Another of US President Donald Trump's top aides has tested positive for the coronavirus, as the cluster of infections connected to the White House continues to grow.
Stephen Miller, a senior policy adviser to the president, announced his diagnosis in a statement today
"Over the last five days I have been working remotely and self-isolating, testing negative every day through yesterday," he said.
"Today I tested positive for Covid-19 and am in quarantine."
His diagnosis brings the number of infections linked to Trump to well over 20. The list now includes:
• First Lady Melania Trump
• Trump campaign manager Bill Stepien
• Press secretary Kayleigh McEnany
• Former White House adviser Kellyanne Conway
• Communications adviser Hope Hicks
• Republican National Committee chairwoman Ronna McDaniel
• Former New Jersey governor Chris Christie
• Senator Mike Lee
• Senator Thom Tillis
• Senator Ron Johnson
• Pastor Greg Laurie
• Notre Dame President John Jenkins
• Three deputy press secretaries
• Three White House reporters
• Two housekeeping staff from the White House residence
• The president's bodyman, Nick Luna
• Two military aides to Trump, including his valet.
Many of those people were at a suspected "superspreader" event in the White House's Rose Garden last month, where Trump announced he was nominating Judge Amy Coney Barrett to replace Justice Ruth Bader Ginsburg on the Supreme Court.
The event involved no social distancing, and guests were told they could remove their face coverings after they tested negative on their way in.
But as Miller's diagnosis shows, a negative test is not definitive proof that someone is free of the virus, particularly when they have only recently been exposed to infection.
That is because of the coronavirus's incubation period.
As Dr Alan Wells from the University of Pittsburgh Medical Centre told The Associated Press on Tuesday, a negative test less than seven days after exposure is "a very, very poor indicator of whether you have the virus on board".
"That is why, if you have had a credible exposure, you should wear a mask and you should self-quarantine," Wells said.
A negative test is more likely to be accurate between seven and 10 days after exposure.
To Miller's credit, he did self-quarantine, which means he is relatively unlikely to have spread the virus to anyone else.

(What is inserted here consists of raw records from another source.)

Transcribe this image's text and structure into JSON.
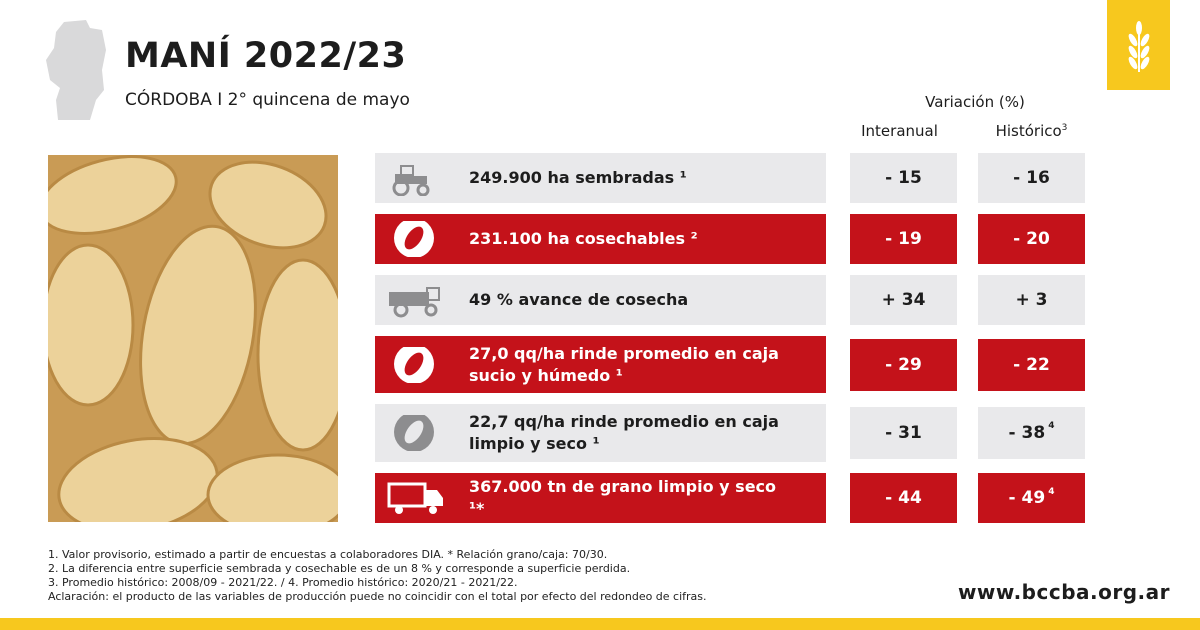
{
  "header": {
    "title": "MANÍ 2022/23",
    "subtitle": "CÓRDOBA I 2° quincena de mayo"
  },
  "table": {
    "group_header": "Variación (%)",
    "columns": [
      {
        "label": "Interanual"
      },
      {
        "label": "Histórico",
        "sup": "3"
      }
    ],
    "rows": [
      {
        "style": "grey",
        "icon": "tractor",
        "label": "249.900 ha sembradas ¹",
        "interanual": "- 15",
        "historico": "- 16"
      },
      {
        "style": "red",
        "icon": "peanut",
        "label": "231.100 ha cosechables ²",
        "interanual": "- 19",
        "historico": "- 20"
      },
      {
        "style": "grey",
        "icon": "harvester",
        "label": "49 % avance de cosecha",
        "interanual": "+ 34",
        "historico": "+ 3"
      },
      {
        "style": "red",
        "icon": "peanut",
        "label": "27,0 qq/ha rinde promedio en caja sucio y húmedo ¹",
        "interanual": "- 29",
        "historico": "- 22"
      },
      {
        "style": "grey",
        "icon": "peanut",
        "label": "22,7 qq/ha rinde promedio en caja limpio y seco ¹",
        "interanual": "- 31",
        "historico": "- 38",
        "historico_sup": "4"
      },
      {
        "style": "red",
        "icon": "truck",
        "label": "367.000 tn de grano limpio y seco ¹*",
        "interanual": "- 44",
        "historico": "- 49",
        "historico_sup": "4"
      }
    ]
  },
  "footnotes": [
    "1. Valor provisorio, estimado a partir de encuestas a colaboradores DIA.  * Relación grano/caja: 70/30.",
    "2. La diferencia entre superficie sembrada y cosechable es de un 8 % y corresponde a superficie perdida.",
    "3. Promedio histórico: 2008/09 - 2021/22. / 4. Promedio histórico: 2020/21 - 2021/22.",
    "Aclaración: el producto de las variables de producción puede no coincidir con el total por efecto del redondeo de cifras."
  ],
  "url": "www.bccba.org.ar"
}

Kayleigh McEnany, who announced her diagnosis yesterday, did not take that step even though she had been in close contact with Hope Hicks, who was the first White House staffer to test positive.
The press secretary continued to go to work, citing the negative test result she was returning each day. And she held press gaggles with reporters on both Friday and Sunday without wearing a mask.
That was in keeping with McEnany's broader practice of going maskless during official White House media briefings throughout the pandemic.
Speaking to Fox Business on Wednesday, McEnany denied the Rose Garden ceremony was necessarily a superspreader event.
"There's no way to say where this originated," McEnany said.
"Certainly several people who tested positive were at that event, but many of these individuals interact on a daily basis, certainly when it comes to White House staff."
Then there is the behaviour of Donald Trump himself.
After returning to the White House from his stint at Walter Reed Medical Center yesterday, the first thing Trump did was remove his face mask, even though there were staffers in the near vicinity.
He filmed a video message on the White House balcony, then walked inside, still maskless and still infectious.